My focus shifts from my father’s stoic face to Isaac when I notice he’s heading my way. His knuckles are busted and bruised, his body is covered with a range of contusions, and his dark hair looks black since it’s soaked with blood, but he too knows only one of us will leave this mat on their feet, and regretfully, that man won’t be me.
Isaac wants to protect my baby sister from a monster, and since I’ve craved the same the past decade, I’ll succumb to the pleas in his eyes. No man wants to lose, but it’s the least I can do given that Roberto and I left Ophelia’s safety in Dimitri’s hands the past four years.
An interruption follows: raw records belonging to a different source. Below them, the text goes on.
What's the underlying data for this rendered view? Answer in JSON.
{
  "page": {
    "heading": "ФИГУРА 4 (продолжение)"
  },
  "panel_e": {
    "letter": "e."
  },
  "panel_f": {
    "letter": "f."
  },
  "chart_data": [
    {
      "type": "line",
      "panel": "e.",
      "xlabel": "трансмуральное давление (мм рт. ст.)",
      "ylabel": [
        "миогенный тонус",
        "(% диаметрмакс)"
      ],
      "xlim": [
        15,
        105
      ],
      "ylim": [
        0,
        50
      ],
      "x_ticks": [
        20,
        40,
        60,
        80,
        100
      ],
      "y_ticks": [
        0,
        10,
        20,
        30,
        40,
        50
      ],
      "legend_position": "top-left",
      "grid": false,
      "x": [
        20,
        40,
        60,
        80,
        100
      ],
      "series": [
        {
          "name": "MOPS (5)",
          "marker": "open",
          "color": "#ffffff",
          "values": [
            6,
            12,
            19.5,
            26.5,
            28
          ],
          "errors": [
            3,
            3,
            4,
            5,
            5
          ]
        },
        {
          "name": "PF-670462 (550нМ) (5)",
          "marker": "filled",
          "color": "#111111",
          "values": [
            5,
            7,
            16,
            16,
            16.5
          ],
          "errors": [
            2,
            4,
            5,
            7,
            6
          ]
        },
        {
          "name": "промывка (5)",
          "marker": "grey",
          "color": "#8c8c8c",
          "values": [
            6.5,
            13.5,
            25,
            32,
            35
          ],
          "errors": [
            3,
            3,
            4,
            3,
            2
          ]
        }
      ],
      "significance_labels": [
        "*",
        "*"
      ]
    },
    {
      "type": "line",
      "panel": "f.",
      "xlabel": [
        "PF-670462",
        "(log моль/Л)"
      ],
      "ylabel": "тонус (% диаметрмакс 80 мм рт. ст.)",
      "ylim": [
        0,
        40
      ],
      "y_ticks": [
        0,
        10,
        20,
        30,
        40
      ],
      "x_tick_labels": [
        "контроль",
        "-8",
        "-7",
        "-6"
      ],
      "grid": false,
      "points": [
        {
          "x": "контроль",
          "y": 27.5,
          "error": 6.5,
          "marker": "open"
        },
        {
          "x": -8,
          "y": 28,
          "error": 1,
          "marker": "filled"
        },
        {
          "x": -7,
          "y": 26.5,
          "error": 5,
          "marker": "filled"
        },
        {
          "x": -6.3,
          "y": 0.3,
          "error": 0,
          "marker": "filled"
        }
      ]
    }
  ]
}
He’s only a year older than Ophelia, so we should have been sheltering him just as much as he protects Ophelia.
“I’m sorry,” Isaac mouths, his words only for my ears.
I nod, acknowledging the utmost empathy in his eyes before bracing my stance.
Isaac favors kicks over punches, so the roundhouse kick he does to my temple to end our fight isn’t shocking, but the horrendous screech it rips through my ear is. It’s more deafening than Ophelia’s screams when I lifelessly flop onto the mat, and almost on par with the bullet my father fired with no concern his six-year-old son’s head was almost resting on his gun.
Despite what my payout tells you, I’m not deaf in one ear because of a federal agent. My father is responsible for the loss of hearing in my right ear.
Just like he will be for my left ear as well.